Author's note: A couple of quite angsty chapters ahead.


Please, Severus we're friends.

Aveda Kevadra! and a flash of sickly green …

It was a dream, Snape knew it was a dream even as the scene played out. A dream he couldn't wake himself from, a dream that any moment now would —

Please, Severus, Charity begged.

Ah, there it is. Back to the beginning, and through we go again.

It was a dream. A dream he had almost nightly for years. Surely at least the edge of the fear and shame and self-loathing of it should have worn off by now? But no. Charity Burbage pleaded with him again, and again he turned a blank face of indifference to her. Aveda Kevadra!

Over and over. Please, Severus we're friends. Charity died again, and again, and again without even a comforting word, a kind smile, writhing in agony at the mercy of the people she feared most in all the world.

Aveda

Snape jerked himself awake at last and flung himself out of bed as his stomach turned over and cold sweat prickled his skin. He made it to the sink before the first painful spasms and leaned there, retching until his stomach was empty.

Please, Severus we're friends.

Voldemort was watching me. She was there as a test for me. If he'd given away any hint of his real feelings Charity would have been just as dead, he would have soon followed, and all Dumbledore's plans and plots would have fallen apart in that instant. There had been no choice.

Liar.

There were always choices. They were all choices.

Charity had not done a single atom of harm in all her life and a great deal of good. While he, on the other hand, had done a great deal of harm and only one really good thing in his life and in what should have been his last moments he'd had the indescribable comfort of seeing her eyes set in the face of her son, the son who — after everything, despite everything — had tried futilely to save him.

Who, after everything, had been kind.

And Charity had not woken up in the half-ruined Hospital Wing with Poppy Pomfrey crying over him, sobbing out dear boy, my poor dear boy over and over.

Please, Severus

He had chosen. He had chosen to stay alive, to maintain his cover, to continue his work. It was the right choice. He had known it at the time; he knew it now. Charity Burbage, if she was here, would say the same.

If she was here ah, there's the rub.

He ran the tap, scooped a palmful of water to rinse his mouth, and straightened. Five years of Poppy and Tilney conspiring to cosset him had had its effect, and the man staring back at him from the mirror looked thin, but not wasted. You wouldn't know, from a glance.

Until

Deliberately, he raised his left arm, palm towards the mirror. At any time over the past five years, the gesture would have shown him a faded scar, all that was left of the Dark Mark.

Now …

Snape forced himself to look at the grey flesh. His efforts at containment were working: it had still spread no further than the diameter of the Mark. He could feel the curse seething in its confinement, longing to be released to spread its evil through the rest of his flesh, to sink into his blood and bones and run rampant through his body. It was designed to cause an agonising death, and for all his skill and knowledge, all Snape could do was delay the inevitable.

When the time came, though, he'd cheat the curse of his pain, at least. No need for me to force a friend to strike the killing blow. There were ingredients in the storeroom at this very moment that could be combined to end his life quickly and painlessly.

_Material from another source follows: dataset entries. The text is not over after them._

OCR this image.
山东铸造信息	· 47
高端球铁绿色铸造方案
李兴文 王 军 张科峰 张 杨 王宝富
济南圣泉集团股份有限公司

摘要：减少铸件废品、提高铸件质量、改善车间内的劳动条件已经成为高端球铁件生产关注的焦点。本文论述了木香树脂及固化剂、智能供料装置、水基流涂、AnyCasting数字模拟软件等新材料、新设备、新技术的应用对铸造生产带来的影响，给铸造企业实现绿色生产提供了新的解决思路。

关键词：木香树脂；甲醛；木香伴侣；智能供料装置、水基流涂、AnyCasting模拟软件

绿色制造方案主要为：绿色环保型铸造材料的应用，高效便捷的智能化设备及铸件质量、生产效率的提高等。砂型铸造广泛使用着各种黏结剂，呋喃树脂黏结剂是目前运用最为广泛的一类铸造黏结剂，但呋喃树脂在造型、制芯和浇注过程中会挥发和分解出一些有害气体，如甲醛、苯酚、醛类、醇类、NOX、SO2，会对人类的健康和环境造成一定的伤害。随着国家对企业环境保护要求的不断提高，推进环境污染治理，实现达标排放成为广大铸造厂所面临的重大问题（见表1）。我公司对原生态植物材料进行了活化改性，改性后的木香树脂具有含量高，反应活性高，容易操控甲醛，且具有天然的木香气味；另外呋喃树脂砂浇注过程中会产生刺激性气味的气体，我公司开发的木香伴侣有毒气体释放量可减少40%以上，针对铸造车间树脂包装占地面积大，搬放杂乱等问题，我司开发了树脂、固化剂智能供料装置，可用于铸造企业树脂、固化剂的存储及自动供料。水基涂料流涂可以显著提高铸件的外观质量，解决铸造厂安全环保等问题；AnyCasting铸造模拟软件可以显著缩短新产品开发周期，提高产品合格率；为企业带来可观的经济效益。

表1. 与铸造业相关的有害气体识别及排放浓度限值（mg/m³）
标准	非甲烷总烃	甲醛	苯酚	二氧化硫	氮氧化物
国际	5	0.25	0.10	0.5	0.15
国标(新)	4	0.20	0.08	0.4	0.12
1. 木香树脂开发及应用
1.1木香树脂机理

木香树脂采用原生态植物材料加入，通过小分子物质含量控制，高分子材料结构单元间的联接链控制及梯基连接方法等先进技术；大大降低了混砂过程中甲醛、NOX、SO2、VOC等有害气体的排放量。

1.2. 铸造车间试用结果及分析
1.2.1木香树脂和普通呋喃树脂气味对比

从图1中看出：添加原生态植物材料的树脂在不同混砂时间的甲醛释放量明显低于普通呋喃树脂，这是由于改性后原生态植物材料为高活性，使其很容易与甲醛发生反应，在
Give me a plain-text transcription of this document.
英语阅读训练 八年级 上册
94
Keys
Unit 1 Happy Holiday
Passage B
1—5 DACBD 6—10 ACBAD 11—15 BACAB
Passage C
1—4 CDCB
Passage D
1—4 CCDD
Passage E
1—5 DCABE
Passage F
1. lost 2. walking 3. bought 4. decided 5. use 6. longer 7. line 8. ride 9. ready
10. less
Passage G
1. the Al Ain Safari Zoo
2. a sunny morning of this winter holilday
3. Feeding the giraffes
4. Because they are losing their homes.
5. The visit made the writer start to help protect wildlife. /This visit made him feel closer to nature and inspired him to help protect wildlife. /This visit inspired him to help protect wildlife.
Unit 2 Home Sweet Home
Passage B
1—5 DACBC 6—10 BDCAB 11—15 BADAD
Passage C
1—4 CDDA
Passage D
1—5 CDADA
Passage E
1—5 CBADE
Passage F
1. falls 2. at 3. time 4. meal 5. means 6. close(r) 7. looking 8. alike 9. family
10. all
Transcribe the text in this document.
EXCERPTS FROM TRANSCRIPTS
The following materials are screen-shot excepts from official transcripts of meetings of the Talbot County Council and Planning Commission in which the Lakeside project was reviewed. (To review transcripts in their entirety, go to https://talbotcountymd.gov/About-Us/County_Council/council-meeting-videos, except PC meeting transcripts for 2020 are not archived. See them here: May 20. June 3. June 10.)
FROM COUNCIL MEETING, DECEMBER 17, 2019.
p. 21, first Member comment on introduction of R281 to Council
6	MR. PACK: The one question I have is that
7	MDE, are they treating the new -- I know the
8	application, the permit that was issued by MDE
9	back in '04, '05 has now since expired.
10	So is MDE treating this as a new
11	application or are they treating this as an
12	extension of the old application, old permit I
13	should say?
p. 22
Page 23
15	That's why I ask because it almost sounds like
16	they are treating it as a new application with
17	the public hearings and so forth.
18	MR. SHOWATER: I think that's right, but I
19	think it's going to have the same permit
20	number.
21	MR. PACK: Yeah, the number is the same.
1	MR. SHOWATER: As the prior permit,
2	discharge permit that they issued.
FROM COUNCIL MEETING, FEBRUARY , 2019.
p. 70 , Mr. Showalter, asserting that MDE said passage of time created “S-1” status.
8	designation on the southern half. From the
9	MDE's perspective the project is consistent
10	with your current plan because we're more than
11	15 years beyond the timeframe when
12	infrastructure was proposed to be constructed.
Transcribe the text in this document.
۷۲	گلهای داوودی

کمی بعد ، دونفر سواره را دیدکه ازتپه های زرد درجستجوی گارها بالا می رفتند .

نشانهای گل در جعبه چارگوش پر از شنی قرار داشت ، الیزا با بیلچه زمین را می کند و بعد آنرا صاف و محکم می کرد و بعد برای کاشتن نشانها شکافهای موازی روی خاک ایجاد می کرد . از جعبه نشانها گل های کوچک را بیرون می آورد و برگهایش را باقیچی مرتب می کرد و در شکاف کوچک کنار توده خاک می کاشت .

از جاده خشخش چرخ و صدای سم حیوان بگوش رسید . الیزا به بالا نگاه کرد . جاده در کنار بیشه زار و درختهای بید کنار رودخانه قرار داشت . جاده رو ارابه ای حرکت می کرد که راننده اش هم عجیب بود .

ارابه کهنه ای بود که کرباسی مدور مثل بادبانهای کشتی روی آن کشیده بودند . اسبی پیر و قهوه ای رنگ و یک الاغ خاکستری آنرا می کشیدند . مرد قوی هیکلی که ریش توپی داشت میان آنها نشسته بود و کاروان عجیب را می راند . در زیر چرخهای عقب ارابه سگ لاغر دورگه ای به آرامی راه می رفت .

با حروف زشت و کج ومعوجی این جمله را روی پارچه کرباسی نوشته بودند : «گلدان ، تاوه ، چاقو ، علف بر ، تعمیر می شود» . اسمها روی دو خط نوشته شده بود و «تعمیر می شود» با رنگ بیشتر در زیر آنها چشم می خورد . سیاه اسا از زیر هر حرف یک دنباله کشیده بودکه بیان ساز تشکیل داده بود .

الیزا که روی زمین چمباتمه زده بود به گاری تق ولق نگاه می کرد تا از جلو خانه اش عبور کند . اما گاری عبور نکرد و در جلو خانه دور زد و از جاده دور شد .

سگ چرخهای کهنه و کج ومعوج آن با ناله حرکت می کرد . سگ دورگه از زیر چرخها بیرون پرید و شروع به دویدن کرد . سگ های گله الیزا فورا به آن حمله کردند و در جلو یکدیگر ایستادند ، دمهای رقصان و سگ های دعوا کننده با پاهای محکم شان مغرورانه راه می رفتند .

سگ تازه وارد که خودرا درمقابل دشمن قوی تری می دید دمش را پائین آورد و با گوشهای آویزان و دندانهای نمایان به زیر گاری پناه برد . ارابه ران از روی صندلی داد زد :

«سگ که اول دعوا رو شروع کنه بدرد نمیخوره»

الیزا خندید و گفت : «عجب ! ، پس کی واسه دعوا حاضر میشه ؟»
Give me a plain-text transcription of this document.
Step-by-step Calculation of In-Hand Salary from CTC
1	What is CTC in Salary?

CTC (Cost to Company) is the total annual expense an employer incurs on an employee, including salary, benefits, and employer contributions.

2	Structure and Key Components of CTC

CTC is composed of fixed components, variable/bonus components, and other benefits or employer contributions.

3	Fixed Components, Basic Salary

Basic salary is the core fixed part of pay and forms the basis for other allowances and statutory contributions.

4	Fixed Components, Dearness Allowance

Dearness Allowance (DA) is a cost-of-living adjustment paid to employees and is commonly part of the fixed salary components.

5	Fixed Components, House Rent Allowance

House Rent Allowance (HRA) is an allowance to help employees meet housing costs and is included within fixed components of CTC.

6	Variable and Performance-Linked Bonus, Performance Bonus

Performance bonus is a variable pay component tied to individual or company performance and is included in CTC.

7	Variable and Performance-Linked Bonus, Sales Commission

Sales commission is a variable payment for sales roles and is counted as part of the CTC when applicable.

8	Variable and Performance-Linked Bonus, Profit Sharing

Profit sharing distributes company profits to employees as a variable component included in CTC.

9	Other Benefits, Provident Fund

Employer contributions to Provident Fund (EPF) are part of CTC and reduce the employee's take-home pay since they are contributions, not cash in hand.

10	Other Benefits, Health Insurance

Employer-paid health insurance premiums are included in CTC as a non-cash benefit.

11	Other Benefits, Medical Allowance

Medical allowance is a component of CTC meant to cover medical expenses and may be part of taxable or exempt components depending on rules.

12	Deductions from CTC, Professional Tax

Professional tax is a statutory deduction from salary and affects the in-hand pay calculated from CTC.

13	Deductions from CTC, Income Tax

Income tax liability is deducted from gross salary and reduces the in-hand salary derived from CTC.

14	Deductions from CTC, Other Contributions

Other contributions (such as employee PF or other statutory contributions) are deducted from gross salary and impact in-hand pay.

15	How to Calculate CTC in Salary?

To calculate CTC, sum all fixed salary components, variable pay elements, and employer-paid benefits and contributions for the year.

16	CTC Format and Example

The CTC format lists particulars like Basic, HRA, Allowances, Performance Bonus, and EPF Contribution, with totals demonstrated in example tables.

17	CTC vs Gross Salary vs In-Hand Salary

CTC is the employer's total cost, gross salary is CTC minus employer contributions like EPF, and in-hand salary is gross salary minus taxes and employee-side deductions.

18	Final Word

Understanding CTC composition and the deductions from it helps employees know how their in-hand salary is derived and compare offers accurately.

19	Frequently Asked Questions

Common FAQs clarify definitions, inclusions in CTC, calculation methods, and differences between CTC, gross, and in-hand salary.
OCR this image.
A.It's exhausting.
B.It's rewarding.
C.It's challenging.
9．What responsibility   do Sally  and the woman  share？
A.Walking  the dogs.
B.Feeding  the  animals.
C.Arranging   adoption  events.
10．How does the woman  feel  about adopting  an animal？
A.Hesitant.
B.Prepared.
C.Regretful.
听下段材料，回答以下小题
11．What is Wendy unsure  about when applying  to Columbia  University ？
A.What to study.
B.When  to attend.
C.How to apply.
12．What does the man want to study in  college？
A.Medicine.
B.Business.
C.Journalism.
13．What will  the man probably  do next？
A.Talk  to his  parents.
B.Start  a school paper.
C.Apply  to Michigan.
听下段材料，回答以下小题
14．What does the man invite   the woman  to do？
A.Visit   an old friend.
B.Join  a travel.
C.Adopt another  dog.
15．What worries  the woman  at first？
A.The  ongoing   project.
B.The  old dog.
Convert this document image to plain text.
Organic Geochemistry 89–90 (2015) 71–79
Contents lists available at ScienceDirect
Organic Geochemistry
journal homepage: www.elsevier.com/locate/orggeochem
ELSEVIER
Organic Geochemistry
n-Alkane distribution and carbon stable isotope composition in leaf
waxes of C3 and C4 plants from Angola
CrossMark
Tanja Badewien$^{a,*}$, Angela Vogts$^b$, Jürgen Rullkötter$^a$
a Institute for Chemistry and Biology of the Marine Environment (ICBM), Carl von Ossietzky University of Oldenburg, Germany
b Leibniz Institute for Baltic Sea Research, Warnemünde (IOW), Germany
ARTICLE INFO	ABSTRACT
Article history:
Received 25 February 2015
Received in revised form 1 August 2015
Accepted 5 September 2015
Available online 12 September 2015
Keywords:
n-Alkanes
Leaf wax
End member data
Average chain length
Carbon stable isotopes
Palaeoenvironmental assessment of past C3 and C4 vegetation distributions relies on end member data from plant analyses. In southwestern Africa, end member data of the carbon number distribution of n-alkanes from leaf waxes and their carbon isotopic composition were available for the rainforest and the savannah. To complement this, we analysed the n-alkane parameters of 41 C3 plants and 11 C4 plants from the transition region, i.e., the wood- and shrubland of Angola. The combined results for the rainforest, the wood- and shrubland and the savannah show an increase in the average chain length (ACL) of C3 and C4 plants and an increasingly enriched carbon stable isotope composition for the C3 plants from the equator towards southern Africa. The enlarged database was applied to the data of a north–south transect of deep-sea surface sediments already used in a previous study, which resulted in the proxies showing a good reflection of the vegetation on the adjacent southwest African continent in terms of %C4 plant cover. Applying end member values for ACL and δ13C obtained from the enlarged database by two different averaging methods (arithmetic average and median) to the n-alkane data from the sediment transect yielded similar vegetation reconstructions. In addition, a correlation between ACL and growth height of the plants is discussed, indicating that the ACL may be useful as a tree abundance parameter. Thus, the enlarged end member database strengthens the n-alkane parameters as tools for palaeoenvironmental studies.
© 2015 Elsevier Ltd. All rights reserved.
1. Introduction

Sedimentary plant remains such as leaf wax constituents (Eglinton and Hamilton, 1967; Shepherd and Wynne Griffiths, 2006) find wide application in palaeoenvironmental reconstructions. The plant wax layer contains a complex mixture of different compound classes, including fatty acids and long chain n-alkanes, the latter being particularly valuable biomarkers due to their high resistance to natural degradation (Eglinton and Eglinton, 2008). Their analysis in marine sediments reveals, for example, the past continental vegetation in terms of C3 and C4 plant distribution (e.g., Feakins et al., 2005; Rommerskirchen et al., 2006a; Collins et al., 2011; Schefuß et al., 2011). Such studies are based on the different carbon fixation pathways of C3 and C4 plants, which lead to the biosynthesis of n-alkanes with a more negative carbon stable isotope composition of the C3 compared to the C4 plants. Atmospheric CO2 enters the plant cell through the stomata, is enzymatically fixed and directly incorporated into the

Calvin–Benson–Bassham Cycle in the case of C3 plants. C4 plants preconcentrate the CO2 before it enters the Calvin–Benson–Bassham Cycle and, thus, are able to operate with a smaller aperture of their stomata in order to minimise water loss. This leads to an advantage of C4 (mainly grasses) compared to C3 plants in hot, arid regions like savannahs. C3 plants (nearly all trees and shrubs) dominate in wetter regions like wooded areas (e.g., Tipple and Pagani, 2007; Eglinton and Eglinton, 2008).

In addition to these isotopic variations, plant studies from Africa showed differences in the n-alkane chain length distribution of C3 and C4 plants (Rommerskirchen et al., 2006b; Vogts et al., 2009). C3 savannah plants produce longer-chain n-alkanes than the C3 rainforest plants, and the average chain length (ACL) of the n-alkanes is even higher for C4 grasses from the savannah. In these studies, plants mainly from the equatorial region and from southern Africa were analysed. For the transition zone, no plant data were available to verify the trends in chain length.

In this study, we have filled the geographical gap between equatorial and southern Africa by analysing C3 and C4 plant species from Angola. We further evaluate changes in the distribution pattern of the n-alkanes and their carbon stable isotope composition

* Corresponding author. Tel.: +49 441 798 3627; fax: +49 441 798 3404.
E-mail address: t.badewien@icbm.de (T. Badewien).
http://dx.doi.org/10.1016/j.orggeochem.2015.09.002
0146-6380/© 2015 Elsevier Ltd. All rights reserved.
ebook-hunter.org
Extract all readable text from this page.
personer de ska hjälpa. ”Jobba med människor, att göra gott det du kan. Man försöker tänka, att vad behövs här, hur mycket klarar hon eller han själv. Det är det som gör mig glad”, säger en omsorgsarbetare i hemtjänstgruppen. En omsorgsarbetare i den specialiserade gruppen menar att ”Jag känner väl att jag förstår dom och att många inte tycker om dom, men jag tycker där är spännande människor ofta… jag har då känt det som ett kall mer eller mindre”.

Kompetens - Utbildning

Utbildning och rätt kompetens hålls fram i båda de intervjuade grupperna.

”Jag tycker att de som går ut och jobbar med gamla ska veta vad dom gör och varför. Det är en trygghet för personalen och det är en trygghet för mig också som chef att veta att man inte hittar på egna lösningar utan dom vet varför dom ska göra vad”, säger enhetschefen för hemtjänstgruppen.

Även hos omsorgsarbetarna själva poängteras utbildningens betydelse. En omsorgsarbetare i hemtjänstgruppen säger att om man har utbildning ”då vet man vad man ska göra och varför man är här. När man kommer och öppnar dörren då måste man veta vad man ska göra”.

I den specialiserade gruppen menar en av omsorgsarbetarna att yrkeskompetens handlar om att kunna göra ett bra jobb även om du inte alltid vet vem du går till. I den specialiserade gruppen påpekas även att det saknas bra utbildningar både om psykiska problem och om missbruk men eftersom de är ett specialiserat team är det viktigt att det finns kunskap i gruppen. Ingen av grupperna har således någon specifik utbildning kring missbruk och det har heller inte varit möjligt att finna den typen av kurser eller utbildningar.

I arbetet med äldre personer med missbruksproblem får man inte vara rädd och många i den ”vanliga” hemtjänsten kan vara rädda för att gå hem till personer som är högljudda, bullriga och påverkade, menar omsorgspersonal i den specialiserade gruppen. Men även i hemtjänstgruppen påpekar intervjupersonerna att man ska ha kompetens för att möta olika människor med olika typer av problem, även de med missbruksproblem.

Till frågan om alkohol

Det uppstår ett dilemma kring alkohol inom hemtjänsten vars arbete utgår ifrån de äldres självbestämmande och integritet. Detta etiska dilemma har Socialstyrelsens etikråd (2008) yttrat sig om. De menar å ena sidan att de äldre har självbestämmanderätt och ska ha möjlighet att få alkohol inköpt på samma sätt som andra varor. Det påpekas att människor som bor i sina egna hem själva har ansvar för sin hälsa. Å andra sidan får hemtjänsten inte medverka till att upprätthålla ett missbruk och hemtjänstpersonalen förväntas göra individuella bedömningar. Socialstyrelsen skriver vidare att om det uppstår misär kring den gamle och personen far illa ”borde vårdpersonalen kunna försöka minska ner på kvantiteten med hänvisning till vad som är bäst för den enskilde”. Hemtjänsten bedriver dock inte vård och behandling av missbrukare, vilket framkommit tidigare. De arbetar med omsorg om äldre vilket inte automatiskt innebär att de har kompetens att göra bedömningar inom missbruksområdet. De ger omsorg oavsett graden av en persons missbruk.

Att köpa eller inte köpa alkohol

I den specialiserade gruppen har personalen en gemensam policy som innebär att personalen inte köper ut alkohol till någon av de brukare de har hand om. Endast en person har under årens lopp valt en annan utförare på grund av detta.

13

Not yet. He had, perhaps, a year before he reached that point, and it was a year he intended to put to good use. By the time he lifted that final vial to his lips, Hermione Granger would be the best teacher of Potions he could make her, and he would know that his subject and his students were left in good hands.

Snape lowered his arm and gave his reflection a bitter smile. Ironies upon ironies.

That he had surrendered any hope of surviving, at the end, only to find himself alive despite himself.

That he had abandoned all hope of doing any of the things he had sometimes allowed himself to dream of doing if he was ever free of his two terrible masters, to keep himself safe from Death Eater revenge, and that revenge had found him anyway.

That it had been the insufferable know-it-all Granger who had turned herself into once of the most competent Potions researchers in the country, and the logical choice for the Potions Professor of Hogwarts in the years and decades ahead.

Who would have thought, five years ago, that I would find myself here: once more teaching Granger, once more in the classroom

Once more dying.


Note: The words in Snape's nightmare are taken from the film version.